Alexis Blair Penney celebrates the release of debut album 'Window,' and mourns a personal loss
Some of the craziness he experienced while in SF can be chalked up to excessive drinking and other drugs — from which Penney now abstains. He's stopped drinking, and says he sees life much more clearly now. And being able to write books and songs about it all has been a part of that process, airing all his dirty laundry. He interviewed Traci Lords last year for V Magazine, and she ingrained this mantra: nobody can say anything about me that I haven't already put out there. He plans to come back to SF for a few shows in September, including a guest spot at High Fantasy. "That will be my first time back since I quit drinking, I'm excited to see it all with the newfound clarity that I have."

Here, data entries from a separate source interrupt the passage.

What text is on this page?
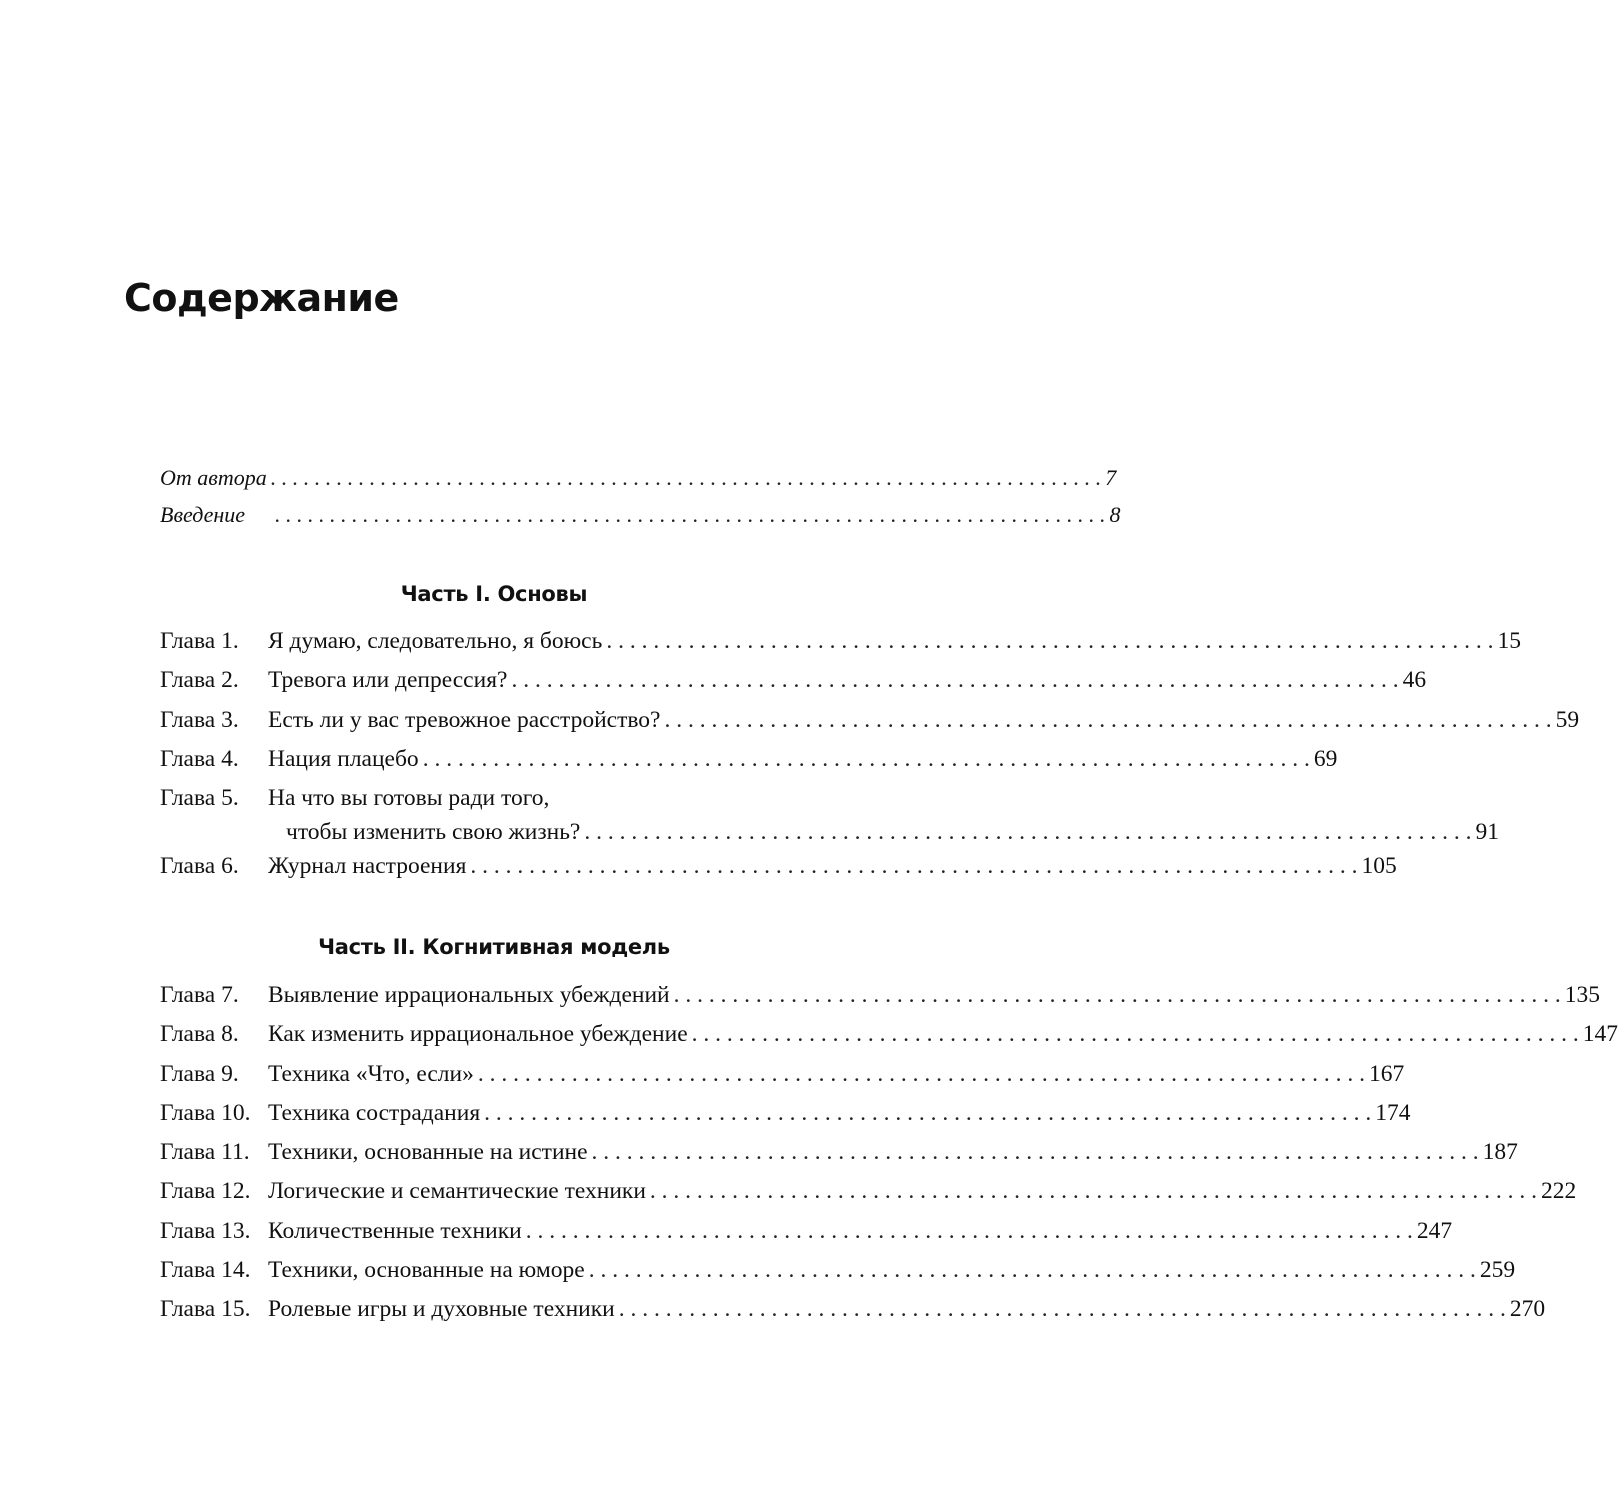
Содержание
От автора . . .	7
Введение . . .	8
Часть I. Основы
Глава 1.	Я думаю, следовательно, я боюсь . . .	15
Глава 2.	Тревога или депрессия? . . .	46
Глава 3.	Есть ли у вас тревожное расстройство? . . .	59
Глава 4.	Нация плацебо . . .	69
Глава 5.	На что вы готовы ради того,
чтобы изменить свою жизнь? . . .	91
Глава 6.	Журнал настроения . . .	105
Часть II. Когнитивная модель
Глава 7.	Выявление иррациональных убеждений . . .	135
Глава 8.	Как изменить иррациональное убеждение . . .	147
Глава 9.	Техника «Что, если» . . .	167
Глава 10. Техника сострадания . . .	174
Глава 11. Техники, основанные на истине . . .	187
Глава 12. Логические и семантические техники . . .	222
Глава 13. Количественные техники . . .	247
Глава 14. Техники, основанные на юморе . . .	259
Глава 15. Ролевые игры и духовные техники . . .	270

His New York life seems slightly different from his known SF persona, mainly as he's doing a lot less drag, and focusing more on these newer projects. "[Weeklies I've done here] just didn't have the same kind of magic as High Fantasy. There's something special about Aunt Charlie's. It's kind of really hard to compare to that." He also hosted the Hot Boxxx Girls drag weekly at the Tenderloin's Aunt Charlie's, after Vicki Marlane passed away.

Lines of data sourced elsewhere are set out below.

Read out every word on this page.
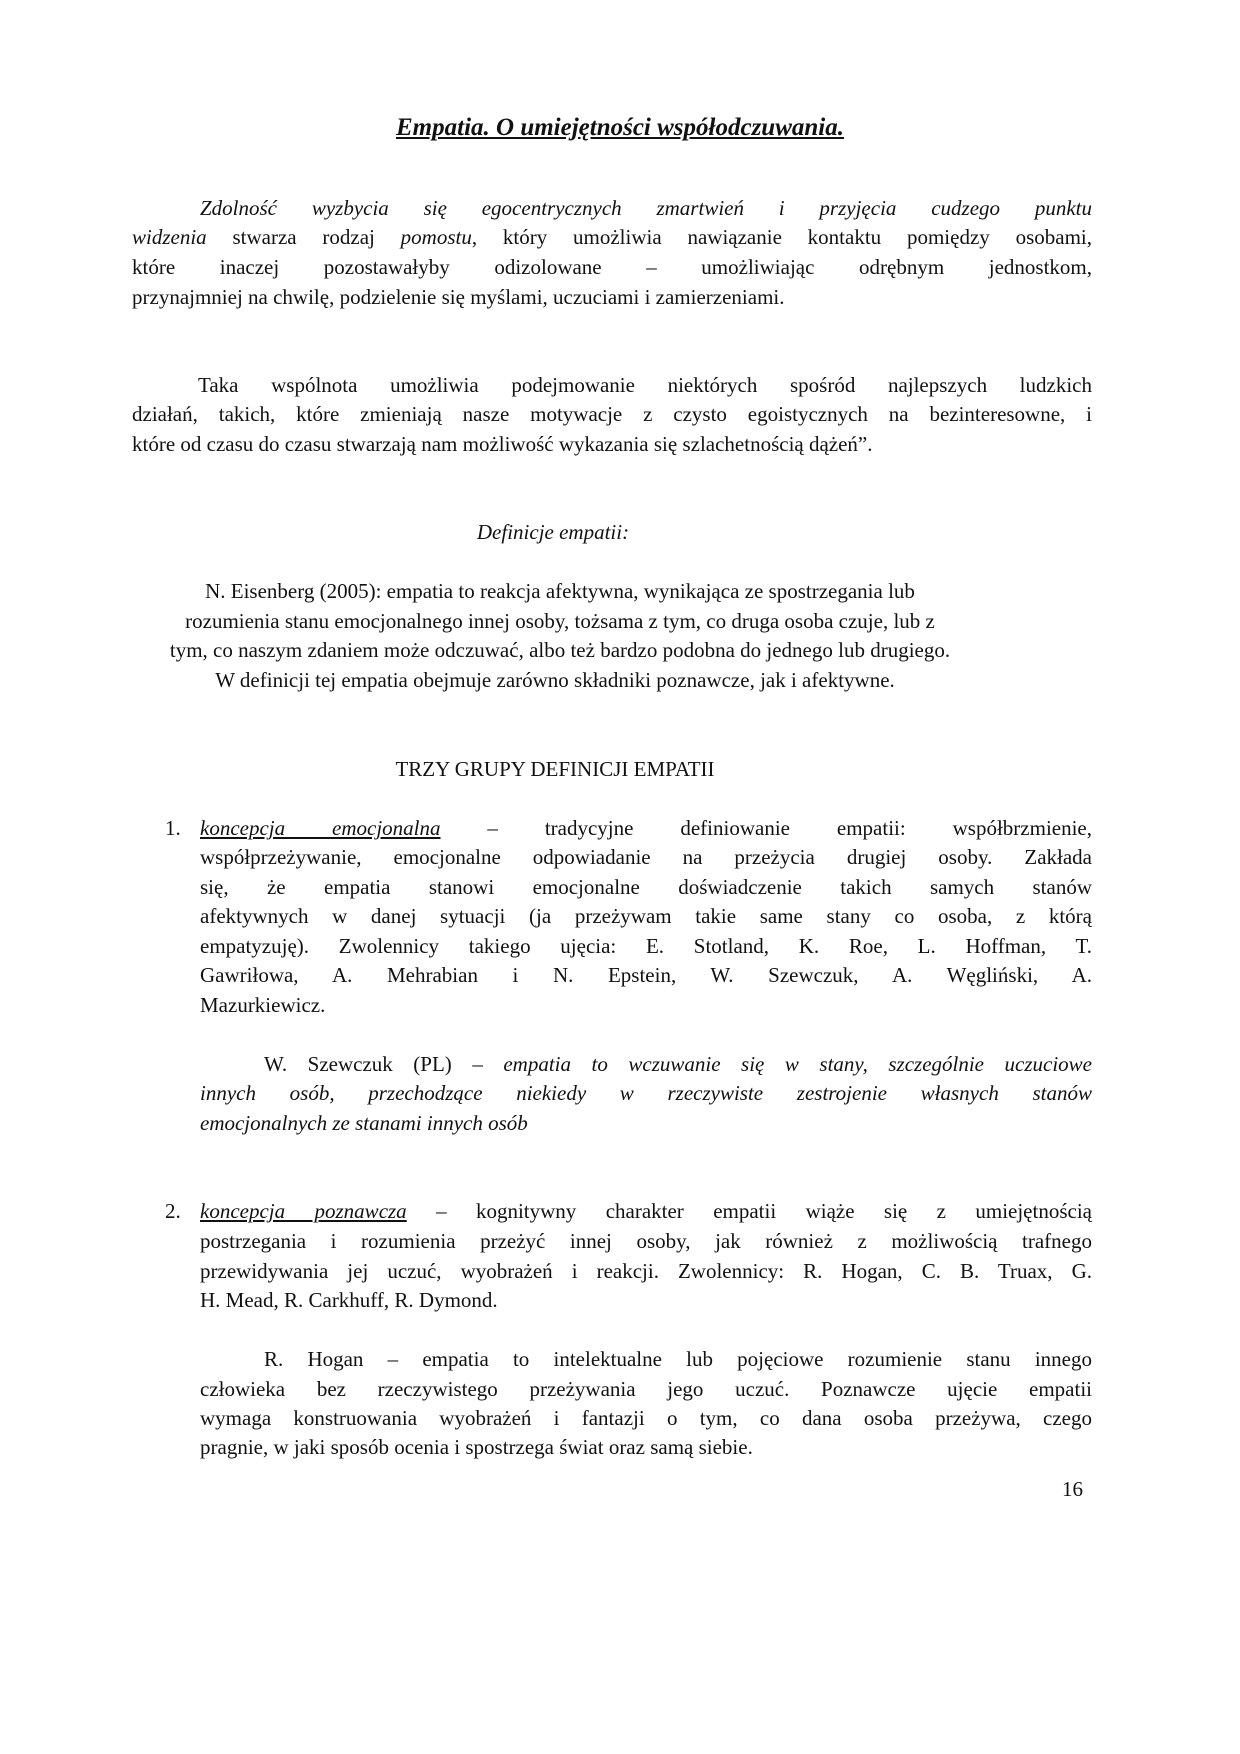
Empatia. O umiejętności współodczuwania.
Zdolność wyzbycia się egocentrycznych zmartwień i przyjęcia cudzego punktu
widzenia stwarza rodzaj pomostu, który umożliwia nawiązanie kontaktu pomiędzy osobami,
które inaczej pozostawałyby odizolowane – umożliwiając odrębnym jednostkom,
przynajmniej na chwilę, podzielenie się myślami, uczuciami i zamierzeniami.
Taka wspólnota umożliwia podejmowanie niektórych spośród najlepszych ludzkich
działań, takich, które zmieniają nasze motywacje z czysto egoistycznych na bezinteresowne, i
które od czasu do czasu stwarzają nam możliwość wykazania się szlachetnością dążeń”.
Definicje empatii:
N. Eisenberg (2005): empatia to reakcja afektywna, wynikająca ze spostrzegania lub
rozumienia stanu emocjonalnego innej osoby, tożsama z tym, co druga osoba czuje, lub z
tym, co naszym zdaniem może odczuwać, albo też bardzo podobna do jednego lub drugiego.
W definicji tej empatia obejmuje zarówno składniki poznawcze, jak i afektywne.
TRZY GRUPY DEFINICJI EMPATII
1. koncepcja emocjonalna – tradycyjne definiowanie empatii: współbrzmienie,
współprzeżywanie, emocjonalne odpowiadanie na przeżycia drugiej osoby. Zakłada
się, że empatia stanowi emocjonalne doświadczenie takich samych stanów
afektywnych w danej sytuacji (ja przeżywam takie same stany co osoba, z którą
empatyzuję). Zwolennicy takiego ujęcia: E. Stotland, K. Roe, L. Hoffman, T.
Gawriłowa, A. Mehrabian i N. Epstein, W. Szewczuk, A. Węgliński, A.
Mazurkiewicz.
W. Szewczuk (PL) – empatia to wczuwanie się w stany, szczególnie uczuciowe
innych osób, przechodzące niekiedy w rzeczywiste zestrojenie własnych stanów
emocjonalnych ze stanami innych osób
2. koncepcja poznawcza – kognitywny charakter empatii wiąże się z umiejętnością
postrzegania i rozumienia przeżyć innej osoby, jak również z możliwością trafnego
przewidywania jej uczuć, wyobrażeń i reakcji. Zwolennicy: R. Hogan, C. B. Truax, G.
H. Mead, R. Carkhuff, R. Dymond.
R. Hogan – empatia to intelektualne lub pojęciowe rozumienie stanu innego
człowieka bez rzeczywistego przeżywania jego uczuć. Poznawcze ujęcie empatii
wymaga konstruowania wyobrażeń i fantazji o tym, co dana osoba przeżywa, czego
pragnie, w jaki sposób ocenia i spostrzega świat oraz samą siebie.
16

But he does have a new crew out there in NY, a kind of drag, multidisciplinary girl-group (drag En Vogue is the inspo), doing monthly reviews, called the House of Chez Deep. They feature heavily in that video for "Your Eyes." The performers shown in the video alongside Penney are his two crews out there, the House of Chez Deep, and the band Icewater. "I have like, four drag queens on one side, then four — now three — incredible, super sweet straight guys who are musicians on the other side."
"That's where I've always been in between," he says, "These super outré artists and these super intense music people. I hope my music resonates like that, this weird moment between all these different slices of culture."

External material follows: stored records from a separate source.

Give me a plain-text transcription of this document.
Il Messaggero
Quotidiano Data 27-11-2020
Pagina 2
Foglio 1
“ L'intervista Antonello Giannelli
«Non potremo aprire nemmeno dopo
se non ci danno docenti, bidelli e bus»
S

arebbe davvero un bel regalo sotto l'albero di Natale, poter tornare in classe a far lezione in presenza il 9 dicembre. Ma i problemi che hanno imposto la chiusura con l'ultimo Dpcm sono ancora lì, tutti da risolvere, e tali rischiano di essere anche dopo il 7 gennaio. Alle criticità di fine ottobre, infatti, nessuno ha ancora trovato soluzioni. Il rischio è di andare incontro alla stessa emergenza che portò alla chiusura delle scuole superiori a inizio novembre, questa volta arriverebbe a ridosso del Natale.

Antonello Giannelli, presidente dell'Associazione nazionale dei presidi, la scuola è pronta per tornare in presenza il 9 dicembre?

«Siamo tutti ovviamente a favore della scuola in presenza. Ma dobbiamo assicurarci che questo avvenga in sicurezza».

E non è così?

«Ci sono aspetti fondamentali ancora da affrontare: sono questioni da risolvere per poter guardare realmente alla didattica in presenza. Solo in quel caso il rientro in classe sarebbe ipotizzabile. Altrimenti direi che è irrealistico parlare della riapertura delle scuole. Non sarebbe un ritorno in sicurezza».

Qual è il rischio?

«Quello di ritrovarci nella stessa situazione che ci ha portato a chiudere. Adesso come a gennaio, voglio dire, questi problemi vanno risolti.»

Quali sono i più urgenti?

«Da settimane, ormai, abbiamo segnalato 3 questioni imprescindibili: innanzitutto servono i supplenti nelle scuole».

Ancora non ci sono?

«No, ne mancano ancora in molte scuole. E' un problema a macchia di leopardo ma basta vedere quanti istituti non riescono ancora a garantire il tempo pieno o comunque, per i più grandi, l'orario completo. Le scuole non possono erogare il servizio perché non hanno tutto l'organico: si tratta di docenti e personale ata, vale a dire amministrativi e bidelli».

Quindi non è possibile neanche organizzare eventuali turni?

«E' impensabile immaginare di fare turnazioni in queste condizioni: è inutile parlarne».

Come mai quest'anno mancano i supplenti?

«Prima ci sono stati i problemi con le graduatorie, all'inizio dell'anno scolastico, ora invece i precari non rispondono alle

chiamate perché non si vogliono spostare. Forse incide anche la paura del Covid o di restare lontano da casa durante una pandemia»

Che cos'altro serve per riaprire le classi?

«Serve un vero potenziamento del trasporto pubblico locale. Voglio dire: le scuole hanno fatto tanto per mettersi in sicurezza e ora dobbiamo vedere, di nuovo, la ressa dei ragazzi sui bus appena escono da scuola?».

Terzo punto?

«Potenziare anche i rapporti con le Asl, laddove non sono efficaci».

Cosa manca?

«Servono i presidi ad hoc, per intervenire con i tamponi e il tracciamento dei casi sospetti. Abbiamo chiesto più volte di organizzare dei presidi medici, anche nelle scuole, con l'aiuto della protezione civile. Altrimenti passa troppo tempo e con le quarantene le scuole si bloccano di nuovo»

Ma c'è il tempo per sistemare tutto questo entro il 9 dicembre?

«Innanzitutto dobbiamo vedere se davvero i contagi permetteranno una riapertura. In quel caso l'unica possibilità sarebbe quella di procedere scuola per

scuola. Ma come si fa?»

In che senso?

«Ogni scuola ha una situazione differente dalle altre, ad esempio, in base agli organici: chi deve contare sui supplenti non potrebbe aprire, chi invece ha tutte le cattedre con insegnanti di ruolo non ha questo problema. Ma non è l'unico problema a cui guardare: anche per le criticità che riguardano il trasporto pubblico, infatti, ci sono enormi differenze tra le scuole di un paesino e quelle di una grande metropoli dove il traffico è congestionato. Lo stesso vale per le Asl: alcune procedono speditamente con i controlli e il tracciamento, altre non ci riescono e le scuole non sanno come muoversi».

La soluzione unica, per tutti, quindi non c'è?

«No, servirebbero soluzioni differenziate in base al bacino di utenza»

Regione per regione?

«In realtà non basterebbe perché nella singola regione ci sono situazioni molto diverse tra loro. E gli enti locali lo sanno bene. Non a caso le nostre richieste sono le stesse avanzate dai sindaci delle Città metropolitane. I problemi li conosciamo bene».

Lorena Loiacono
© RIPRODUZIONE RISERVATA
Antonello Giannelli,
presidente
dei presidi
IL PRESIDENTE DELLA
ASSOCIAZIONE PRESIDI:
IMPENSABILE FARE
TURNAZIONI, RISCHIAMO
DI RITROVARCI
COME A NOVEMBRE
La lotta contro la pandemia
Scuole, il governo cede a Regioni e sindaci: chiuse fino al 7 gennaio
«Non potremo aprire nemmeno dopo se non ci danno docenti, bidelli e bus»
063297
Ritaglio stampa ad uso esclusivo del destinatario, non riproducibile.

His personal sound influencers are just as broad. When he first started working on Windows, he was really into house music and poppy '90s club tracks, but he also is long-inspired by late '70s and early '80s new wave and experimental albums like Marianne Faithfull Broken English, and Grace Jones' Nightclubbing, along with the works of David Bowie, Yoko Ono, Massive Attack, even Madonna's Ray of Light. "I really like these genre-blending anachronistic figures that make people want to draw a line in the sand."
Ray of Light seems to be particularly close to Penney's heart. He was given the record in his Easter basket as a the child by his music-loving and religious parents. His dad is a classical pianist, and his mom was a theater major and is a singer who liked Ella Fitzgerald, Joni Mitchell, and Heart. It was a "'70s-meets-old Hollywood aesthetic in a suburban home," as Penney describes it.
He also discovered more weirdo music through religion, though tangentially. A kid brought Cibo Matto's Viva! La Woman to his youth group one day. "I was really into anime then," he says, "[Cibo Matto] kind of just felt like this Japanese export, anime soundtrack, but also just this so-crazy, in-your-face, and also really pretty sound too." He found the song where Le Tigre name-checks Cibo Matto ("Hot Topic") on the Internet, and that opened him up to Kathleen Hanna. "That was like this landslide into this whole crazy world of punk and these women making it, all of it." He fell into electroclash and joined an "ill-fated electro-rap group in high school."
But despite his voracious intake of music, he didn't start singing live until a few years into his stay in SF, and says he didn't really have anything to write about until the demise of his relationship with Bogart, which eventually grew into Window.